Ce changement de législation pourrait être l’occasion de réviser l’équilibre de ces conventions ainsi que les modalités de répartition des économies d’impôt dans le groupe.

Repenser les schémas de LBO et de restructurations

La mesure nouvelle tend à réduire les facultés de récupération du report déficitaire d’un groupe cible, notamment dans le cadre du mécanisme dit d’ « imputation des déficits sur une base élargie » qui permet de retenir les résultats de certaines sociétés du groupe dissous qui font partie du nouveau groupe.

En effet, ces résultats d’imputation ne pourront être utilisés qu’à hauteur de 60 % de leur montant au-delà du seuil de 1 M€ qui devrait être apprécié globalement et une seule fois au niveau de la société titulaire du report déficitaire de l’ancien groupe.

Par ailleurs, s’agissant de l’arbitrage en faveur du régime de droit commun pour les opérations de fusions ou assimilées dans lesquelles la cible dispose d’un report déficitaire important, on prendra garde au fait que désormais, l’imputation de ce report déficitaire étant plafonnée, les plus-values d’apport pourraient rester imposables à concurrence de 40 % de leur montant et qu’en conséquence, il pourrait être plus efficient, en termes de trésorerie de l’impôt, de placer l’opération sous le régime spécial d’exonération et de demander un agrément pour le transfert du report des déficits à la société bénéficiaire des apports.

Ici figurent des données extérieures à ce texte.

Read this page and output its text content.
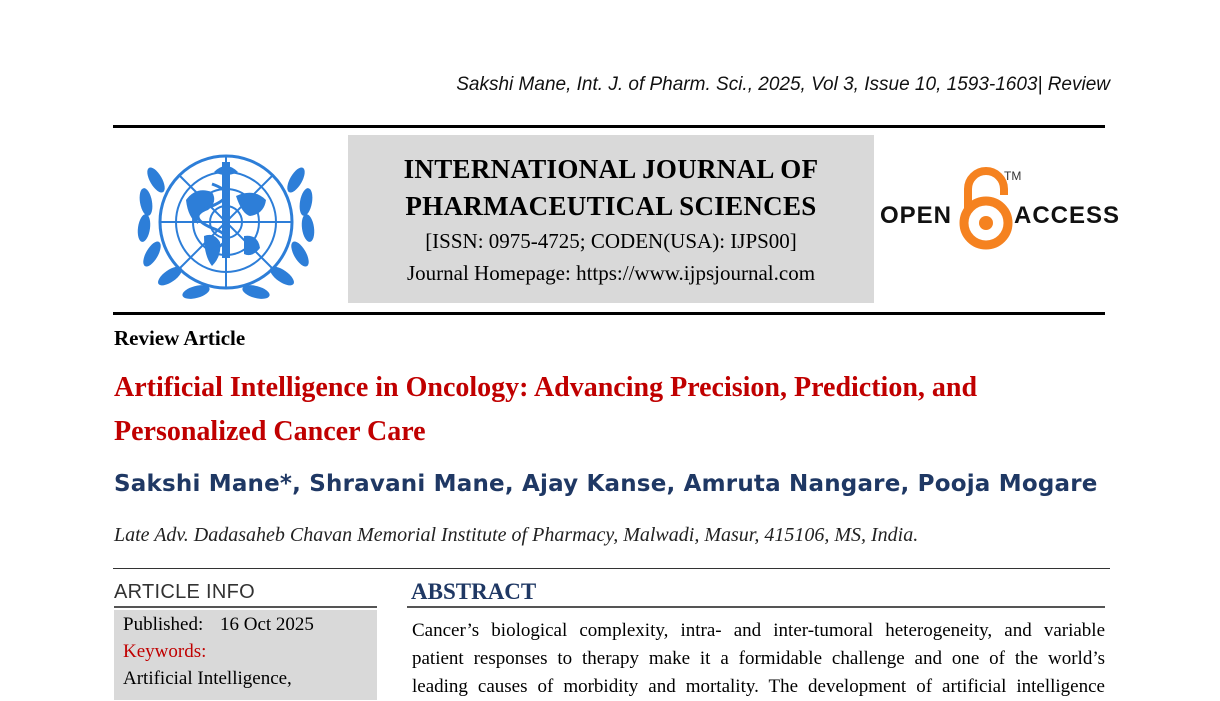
Sakshi Mane, Int. J. of Pharm. Sci., 2025, Vol 3, Issue 10, 1593-1603| Review
INTERNATIONAL JOURNAL OF
PHARMACEUTICAL SCIENCES
[ISSN: 0975-4725; CODEN(USA): IJPS00]
Journal Homepage: https://www.ijpsjournal.com
OPEN
TM
ACCESS
Review Article
Artificial Intelligence in Oncology: Advancing Precision, Prediction, and
Personalized Cancer Care
Sakshi Mane*, Shravani Mane, Ajay Kanse, Amruta Nangare, Pooja Mogare
Late Adv. Dadasaheb Chavan Memorial Institute of Pharmacy, Malwadi, Masur, 415106, MS, India.
ARTICLE INFO
Published: 16 Oct 2025
Keywords:
Artificial Intelligence,
ABSTRACT
Cancer’s biological complexity, intra- and inter-tumoral heterogeneity, and variable
patient responses to therapy make it a formidable challenge and one of the world’s
leading causes of morbidity and mortality. The development of artificial intelligence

On sait que le montant de la plus-value nette à long terme n’est pas imposable lorsqu’il est utilisé à compenser le déficit d’exploitation de l’exercice. Le déficit ainsi annulé ne peut plus être reporté sur les bénéfices des exercices ultérieurs. Cette modalité d’imputation des déficits n’est pas contingentée par la mesure nouvelle de plafonnement. Ainsi, même si cette catégorie ne concerne plus guère que les produits de cession ou de concession de brevets et droits assimilés, les sociétés dont le business plan ne permet pas, à l’évidence, d’absorber les déficits d’exploitation dans un avenir proche, pourront, le cas échéant, tirer avantage de cette possibilité d’imputation illimitée sur les produits soumis au taux réduit.

Adapter sa stratégie internationale

Un bonne pratique des investissements internationaux est de constituer des paliers de consolidations régionaux (e.g. Europe, Amérique, Asie…) qui grâce à la centralisation de la gestion des prix de transfert permettent d’imputer les pertes de certains marchés contre les profits d’autres marchés. Ces paliers permettent de réduire significativement le coût des investissements internationaux. Ils se matérialisent le plus souvent par des sociétés dédiées à la gestion des flux intra-groupe. Traditionnellement, les groupes français tendaient à faire assumer cette fonction par le siège français ou une des filiales françaises pour des raisons opérationnelles, ce qui était aussi pertinent fiscalement compte tenu de l’ancien régime des reports déficitaires. Face à la nouvelle donne fiscale, la localisation de ces paliers devra être repensée pour les entreprises en disposant déjà. Pour les autres, il est désormais nécessaire d’y réfléchir.